EU aims at greater efficiency in monitoring airspace
The European Commission is proposing a decree on the implementation of the Single European Sky. The aim is to improve the overall efficiency of the organisation and management of European airspace. The Single European Sky has already been developed through two legislative packages.
The decree that is now being proposed is aimed at updating the sector that offers air navigation services, and at increasing the capacity of the air traffic control system. This would make it possible to achieve more direct air routes, shorter flight times, more precise flight schedules, and fewer emissions from air transport. The proposals primarily apply to civil aviation.
One of the key elements of a common European airspace is the establishment of Functional Airspace Blocks. Finland is in the Northern European block, along with Estonia, Latvia, and Norway. Europe currently has a total of nine blocks. The proposal calls for flexibility in cooperation among the different sectors to improve performance.
Flight safety services include the core services of air traffic control (air traffic services), communications, navigation and supervisory services, as well as aviation information services. In Finland's Flight Information Region, the state-owned Finavia has been named as provider of these services, with the exception of the aerodromes of Seinäjoki, Mikkeli, and Sodankylä. The proposed decree does not require any change in the naming of air traffic services.
Flight safety services also include the weather service for civil aviation, which is provided in the Finnish region by the Finnish Meteorological Institute. In the future, weather services for civil aviation should be opened up to competition. At the moment, the Finnish Meteorological Institute also provides weather services for military aviation.
Civil and military aviation in Finland operate within the framework of a so-called integrated air navigation system, which means that they use shared air traffic control structures, combined military and civilian airports, information systems, and personnel.
The role of the administrator of the air traffic network would also be strengthened, as this would help maximise the efficiency of the network. The Commission has named the European Organisation for the Safety of Air Navigation Eurocontrol as the network's administrative body.
The Government considers the goal of the Single European Sky and the reform of the air traffic control system to be generally worthy of support. Benefits of aviation safety, environmental impact, and the integration of air traffic are considered important.

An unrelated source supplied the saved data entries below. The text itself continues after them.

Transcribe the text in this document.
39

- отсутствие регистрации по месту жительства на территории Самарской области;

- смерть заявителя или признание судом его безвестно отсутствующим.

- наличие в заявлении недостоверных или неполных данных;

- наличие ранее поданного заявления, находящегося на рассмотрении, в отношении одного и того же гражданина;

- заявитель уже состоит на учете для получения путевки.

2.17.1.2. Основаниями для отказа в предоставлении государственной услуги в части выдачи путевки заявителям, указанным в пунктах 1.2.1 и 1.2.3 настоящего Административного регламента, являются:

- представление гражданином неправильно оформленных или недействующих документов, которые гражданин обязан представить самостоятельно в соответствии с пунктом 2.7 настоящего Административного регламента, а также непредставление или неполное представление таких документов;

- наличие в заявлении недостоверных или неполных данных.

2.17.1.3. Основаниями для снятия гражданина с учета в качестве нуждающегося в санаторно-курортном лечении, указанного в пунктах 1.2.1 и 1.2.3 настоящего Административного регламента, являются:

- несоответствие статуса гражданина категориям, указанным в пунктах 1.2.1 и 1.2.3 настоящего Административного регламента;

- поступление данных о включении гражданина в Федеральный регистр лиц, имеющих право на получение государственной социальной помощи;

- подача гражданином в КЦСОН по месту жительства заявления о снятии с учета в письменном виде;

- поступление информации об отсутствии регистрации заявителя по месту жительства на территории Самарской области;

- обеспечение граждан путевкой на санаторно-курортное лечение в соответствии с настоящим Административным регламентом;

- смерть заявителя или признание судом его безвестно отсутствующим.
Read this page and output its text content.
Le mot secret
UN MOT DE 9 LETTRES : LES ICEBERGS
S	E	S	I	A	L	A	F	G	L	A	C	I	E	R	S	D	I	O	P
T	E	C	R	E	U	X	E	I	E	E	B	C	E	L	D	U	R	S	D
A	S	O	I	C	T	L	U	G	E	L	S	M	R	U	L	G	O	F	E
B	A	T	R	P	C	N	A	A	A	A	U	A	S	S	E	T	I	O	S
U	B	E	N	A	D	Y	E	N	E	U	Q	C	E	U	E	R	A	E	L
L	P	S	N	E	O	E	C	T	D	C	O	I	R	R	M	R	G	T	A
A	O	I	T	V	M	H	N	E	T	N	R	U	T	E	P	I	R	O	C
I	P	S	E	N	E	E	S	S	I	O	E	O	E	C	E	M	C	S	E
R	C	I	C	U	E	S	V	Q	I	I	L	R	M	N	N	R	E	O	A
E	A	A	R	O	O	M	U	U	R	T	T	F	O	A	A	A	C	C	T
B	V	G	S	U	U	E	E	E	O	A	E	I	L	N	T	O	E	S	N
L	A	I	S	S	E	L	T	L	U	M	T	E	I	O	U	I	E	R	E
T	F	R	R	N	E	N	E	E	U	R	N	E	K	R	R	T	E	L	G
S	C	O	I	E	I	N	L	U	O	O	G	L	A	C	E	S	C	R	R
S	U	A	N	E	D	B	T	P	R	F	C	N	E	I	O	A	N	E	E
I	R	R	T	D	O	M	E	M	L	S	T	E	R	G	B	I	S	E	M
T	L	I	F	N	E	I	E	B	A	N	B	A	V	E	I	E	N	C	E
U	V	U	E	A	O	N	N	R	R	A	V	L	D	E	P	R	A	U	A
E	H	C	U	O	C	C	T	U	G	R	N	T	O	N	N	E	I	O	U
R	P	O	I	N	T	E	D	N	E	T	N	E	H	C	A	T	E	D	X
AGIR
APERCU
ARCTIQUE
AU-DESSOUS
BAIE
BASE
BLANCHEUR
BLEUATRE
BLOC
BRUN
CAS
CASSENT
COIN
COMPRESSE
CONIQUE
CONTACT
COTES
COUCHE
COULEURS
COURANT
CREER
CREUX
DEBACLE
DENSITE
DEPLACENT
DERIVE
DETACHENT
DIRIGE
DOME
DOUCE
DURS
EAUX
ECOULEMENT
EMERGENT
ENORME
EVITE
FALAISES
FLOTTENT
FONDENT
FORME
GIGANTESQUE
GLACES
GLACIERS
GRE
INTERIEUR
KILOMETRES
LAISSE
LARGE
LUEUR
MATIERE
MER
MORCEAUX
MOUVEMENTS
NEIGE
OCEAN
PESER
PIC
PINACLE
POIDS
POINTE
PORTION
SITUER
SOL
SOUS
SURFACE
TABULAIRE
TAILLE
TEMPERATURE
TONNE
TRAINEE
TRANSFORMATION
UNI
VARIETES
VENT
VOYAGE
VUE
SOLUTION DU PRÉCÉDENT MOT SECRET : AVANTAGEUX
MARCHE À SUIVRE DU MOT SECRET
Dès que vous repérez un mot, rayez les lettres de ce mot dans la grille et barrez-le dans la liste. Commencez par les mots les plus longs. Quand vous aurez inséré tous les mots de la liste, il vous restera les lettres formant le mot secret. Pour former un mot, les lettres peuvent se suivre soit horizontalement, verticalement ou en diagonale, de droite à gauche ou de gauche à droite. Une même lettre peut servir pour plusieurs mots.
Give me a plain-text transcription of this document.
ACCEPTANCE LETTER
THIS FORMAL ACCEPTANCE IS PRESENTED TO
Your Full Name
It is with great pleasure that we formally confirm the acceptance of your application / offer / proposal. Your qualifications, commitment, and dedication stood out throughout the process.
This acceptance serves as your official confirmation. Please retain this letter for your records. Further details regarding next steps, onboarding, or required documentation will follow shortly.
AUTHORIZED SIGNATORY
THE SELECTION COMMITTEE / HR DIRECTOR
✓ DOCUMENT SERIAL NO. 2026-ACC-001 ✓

The Government emphasises the importance of close cooperation among the players in civil and military aviation, and feels that it is important to preserve Finland's integrated air safety system in the future as well. The Government feels that it is important that the organisation that is chosen for providing weather services should meet the national requirements of security and national defence.
The Government gave Parliament a report on on the proposal for a decree by the European Parliament and the European Council on the implementation of the Single European Sky on 29 August. Processing the proposal will begin in the Council's aviation working group and in the European Parliament in September 2013.